I never thought I would do this, but for the first time in my life, I purchased two Handjobs for five bucks. Was it really a good deal or just too good to be true? Well lets find out…
The parodic infomercial-style advertisement for the Handjob has to be one of the most ridiculous, tasteless, and above all, ingeniously pun-tastic infomercials I have ever seen. Somebody seriously needs to call the police on Uncle Greg. I stumbled upon it after browsing through one of my favorite gadget blogs, Gizmodo. I’ve seen plenty of parodies like these from time to time, but never one as shamefully clever as this one. Nearly every single line in this commercial is a pun of an actual handjob and they’re dished out as if the term never existed. The corny 80′s style music, exaggerated acting, smooth transitions, and genuine-sounding spokesperson all seal the deal for a perfect looking commercial. At the end, they insist that you visit ineedahandjob.com to order. Most parodies that include a website usually do it for added humor. They make it appear that you can order the product but you can’t because it’s not real. Whether the Handjob was real or not, I wanted to see how far this would go. And with five bucks to spare, what did I have to lose? I ordered my Handjobs and recieved this email a few days later:
Dearest Handjob Consumers,
Thank you so much for your orders! Due to many recent inquiries, we would like to take this opportunity to assure you that yes, this is a real product. And yes, you will be receiving your very own genuine Handjobs shortly.
We were taken by surprise at the overwhelming response and the number of orders we’ve received thus far, and we are working very hard to try to get all of your orders to you by Christmas time. Please note that we can make no guarantees, but we will be working around the clock between now and then in an effort to satisfy your wants and desires.
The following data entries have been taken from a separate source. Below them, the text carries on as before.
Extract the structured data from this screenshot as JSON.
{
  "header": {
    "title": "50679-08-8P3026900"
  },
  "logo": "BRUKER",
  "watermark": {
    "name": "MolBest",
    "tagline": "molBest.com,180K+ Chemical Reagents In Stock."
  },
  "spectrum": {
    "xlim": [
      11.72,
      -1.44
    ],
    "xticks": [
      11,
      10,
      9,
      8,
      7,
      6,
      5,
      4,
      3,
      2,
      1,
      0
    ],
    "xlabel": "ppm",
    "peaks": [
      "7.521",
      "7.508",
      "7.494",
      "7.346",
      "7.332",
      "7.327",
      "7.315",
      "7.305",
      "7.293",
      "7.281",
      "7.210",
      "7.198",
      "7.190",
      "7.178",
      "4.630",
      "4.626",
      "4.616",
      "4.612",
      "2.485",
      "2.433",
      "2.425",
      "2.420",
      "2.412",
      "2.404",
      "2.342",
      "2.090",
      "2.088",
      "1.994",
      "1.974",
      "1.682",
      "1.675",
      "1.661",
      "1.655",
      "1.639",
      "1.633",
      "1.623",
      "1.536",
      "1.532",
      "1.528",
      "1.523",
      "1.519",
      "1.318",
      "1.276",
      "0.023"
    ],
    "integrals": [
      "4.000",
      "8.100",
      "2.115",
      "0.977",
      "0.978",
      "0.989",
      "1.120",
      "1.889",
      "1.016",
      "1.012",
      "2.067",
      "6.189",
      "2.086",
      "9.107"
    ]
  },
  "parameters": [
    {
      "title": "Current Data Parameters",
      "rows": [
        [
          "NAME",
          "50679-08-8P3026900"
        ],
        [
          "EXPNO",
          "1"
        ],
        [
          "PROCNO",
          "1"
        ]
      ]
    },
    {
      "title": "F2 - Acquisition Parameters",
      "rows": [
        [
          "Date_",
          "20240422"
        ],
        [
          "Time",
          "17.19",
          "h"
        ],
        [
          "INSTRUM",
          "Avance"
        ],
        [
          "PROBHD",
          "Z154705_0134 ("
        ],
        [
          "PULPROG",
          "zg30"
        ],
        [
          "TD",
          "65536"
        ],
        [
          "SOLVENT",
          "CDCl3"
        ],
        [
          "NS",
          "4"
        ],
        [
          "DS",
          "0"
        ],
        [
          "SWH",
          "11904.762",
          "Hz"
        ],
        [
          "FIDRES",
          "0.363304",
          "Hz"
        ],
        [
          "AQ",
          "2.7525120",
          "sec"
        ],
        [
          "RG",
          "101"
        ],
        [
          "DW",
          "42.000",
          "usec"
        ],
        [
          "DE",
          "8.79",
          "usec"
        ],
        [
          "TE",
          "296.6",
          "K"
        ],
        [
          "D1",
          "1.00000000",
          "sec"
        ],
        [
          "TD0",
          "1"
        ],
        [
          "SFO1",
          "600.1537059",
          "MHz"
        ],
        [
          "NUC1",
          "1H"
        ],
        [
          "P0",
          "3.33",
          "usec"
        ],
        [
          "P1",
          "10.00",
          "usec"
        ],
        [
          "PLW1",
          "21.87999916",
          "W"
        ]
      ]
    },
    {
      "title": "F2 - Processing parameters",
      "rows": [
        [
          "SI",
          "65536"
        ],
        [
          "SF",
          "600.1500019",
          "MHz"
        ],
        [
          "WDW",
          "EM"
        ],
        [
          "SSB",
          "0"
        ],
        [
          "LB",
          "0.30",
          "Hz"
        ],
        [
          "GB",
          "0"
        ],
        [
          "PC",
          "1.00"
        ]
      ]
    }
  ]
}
We take Handjobs very seriously, and we truly do appreciate each and every one of you for supporting us. And look forward to many new and exciting developments on the HJ front! Thank you again, and we look forward to hearing about all the pleasure your heartwarming Handjobs provide this season!
Cheers,
Lisa Q.
Handjob! Customer Service
Wow, they continue to dish out puns in their customer service emails too. After a long time of waiting, I finally receive my Handjobs. To my surprise, they actually look… good. I expected some small, cheap, foamy material but it’s actually top-grade rubber. To see if they really worked as advertised, I tested them out on a jar of pickles that haven’t been opened in a while. It… worked, better than a towel or the end of your shirt I might add. After keeping them laying around on my desk, I found that they make pretty sick coasters and reduce the chance of my drink spilling over. For five bucks, they’re not bad at all. In the end, no matter how genuine something like this, it’s all done just for laughs. I don’t need them at all. I could just give them away, but for the sake of avoiding reactions from dirty minds, I’m pretty sure I won’t be giving anyone a Handjob.
Pros:
- It actually works as advertised.
- Reasonably priced.
Cons:
- Requires an open sense of humor.
- Humiliation from dirty minds.
- Ironically won’t help when used for real handjobs.